Dito de outra forma: quanto mais baixo o custo de financiamento (ou juros) da dívida e maior o crescimento da economia, menor o resultado primário (receitas menos despesas públicas, exceto gastos com juros) exigido para tornar a relação dívida/PIB estável.

tabela a seguir, publicada no referido estudo da IFI, apresenta o superávit requerido para estabilizar a relação dívida bruta/PIB considerando-se diferentes combinações de juros reais e crescimento econômico. Por exemplo, para estabilizar uma dívida bruta entre 80% e 90% do PIB, assumindo juros reais de 4,3% e crescimento de 2,2%, seria necessário um superávit primário de 1,68% a 1,89% do PIB. Como o déficit primário do setor público está em 1,25% do PIB (acumulado em 12 meses até agosto), estamos tratando de um esforço total de até 3,14 p.p. do PIB (eliminação do déficit, mais superávit de 1,89).

Diversas combinações de medidas podem colaborar para equacionar o problema fiscal brasileiro e ajudar a restaurar o equilíbrio da relação dívida/PIB. Não é um objetivo intransponível, como os dados podem sugerir à primeira vista. Desde 2016, a aprovação da Emenda Constitucional nº 95, que criou o teto de gastos, estabeleceu que o ajuste deveria ocorrer preferencialmente pelo lado da contenção do gasto federal primário.
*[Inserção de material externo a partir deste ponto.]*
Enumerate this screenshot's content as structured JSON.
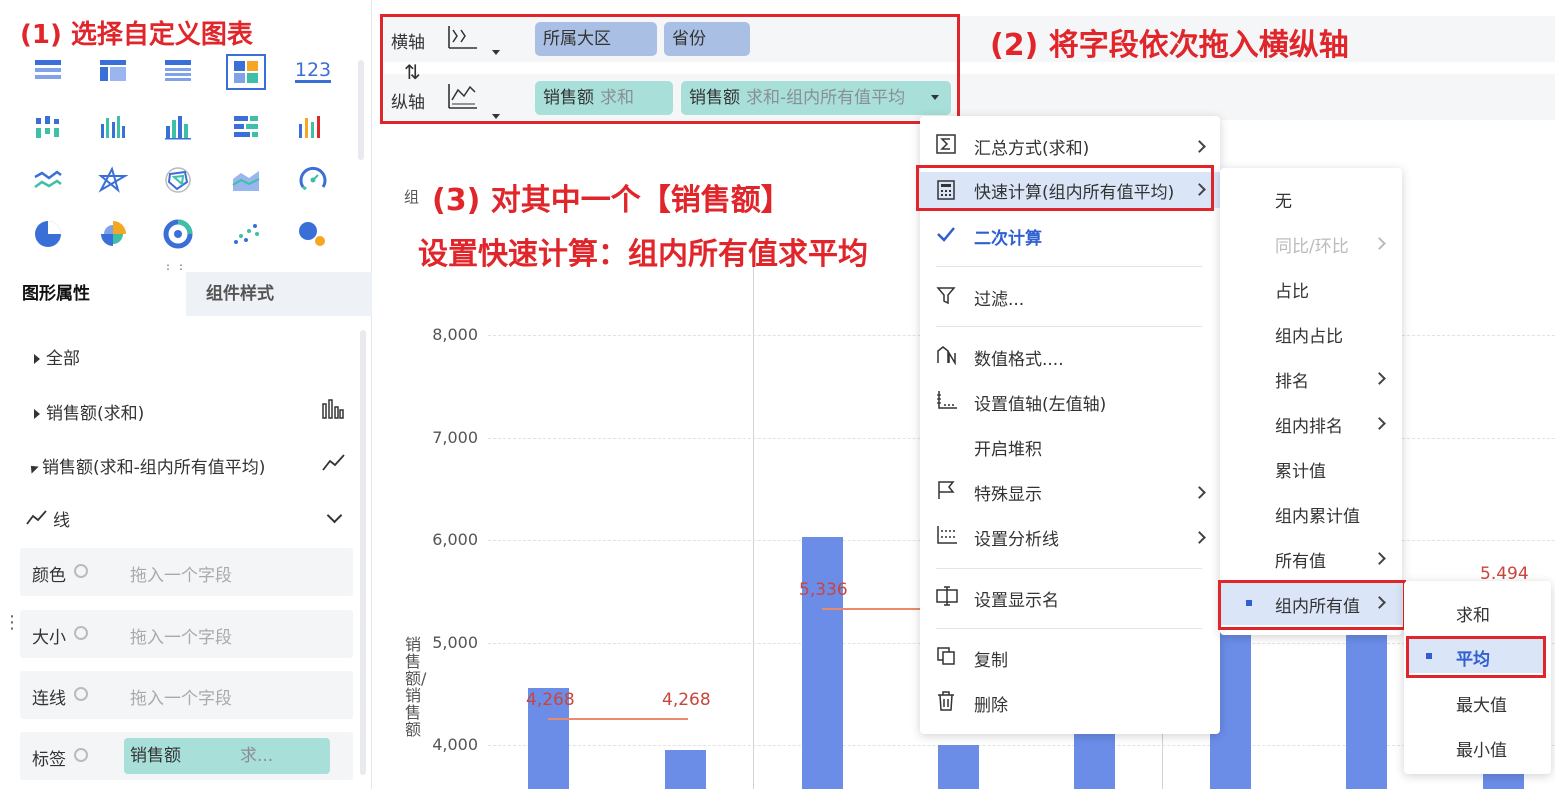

Na ausência das reformas estruturais, até o presente momento, o teto corre sérios riscos, como temos destacado em nossos Relatórios de Acompanhamento Fiscal (RAF)². Na última atualização dos nossos cenários, mostramos que, em 2021, o teto tenderia a ser rompido, implicando o acionamento dos gatilhos previstos na Emenda (proibição de medidas com impacto real sobre a despesa).

A tarefa do novo governo, a partir de 2019, é indicar qual será a combinação de medidas para fazer frente ao desafio de reequilibrar as contas públicas, isto é, de construir um horizonte de estabilização da dívida como proporção do PIB. Estabilizar a dívida em relação ao PIB torna o custo de fazer dívida mais baixo, reduz o peso do serviço da dívida no orçamento e abre espaço fiscal para o financiamento de mais e melhores políticas públicas. Dívida pública é um instrumento importante da política fiscal, desde que o país seja um bom pagador, isto é, tenha contas em ordem. As alternativas à dívida são aumentar impostos ou emitir moeda. A primeira, gera custos para o setor produtivo. A segunda, inflação.

Isso poderá ser feito por diferentes caminhos, dentre os quais dois se destacam: a) reforço do teto de gastos, com aprovação de reformas e mudanças no gasto obrigatório (aquele que é mais rígido no curto prazo) ou b) combinação de medidas pelo lado das despesas a ajustes também pelo lado das receitas.

Independentemente da escolha política feita pelo próximo presidente e pelo Congresso, uma coisa é certa: sem promover uma importante consolidação fiscal, os riscos de migrarmos para o cenário pessimista (ver gráfico) projetado pela IFI devem aumentar. Nele, a dívida poderia crescer além de 100% do PIB até 2030.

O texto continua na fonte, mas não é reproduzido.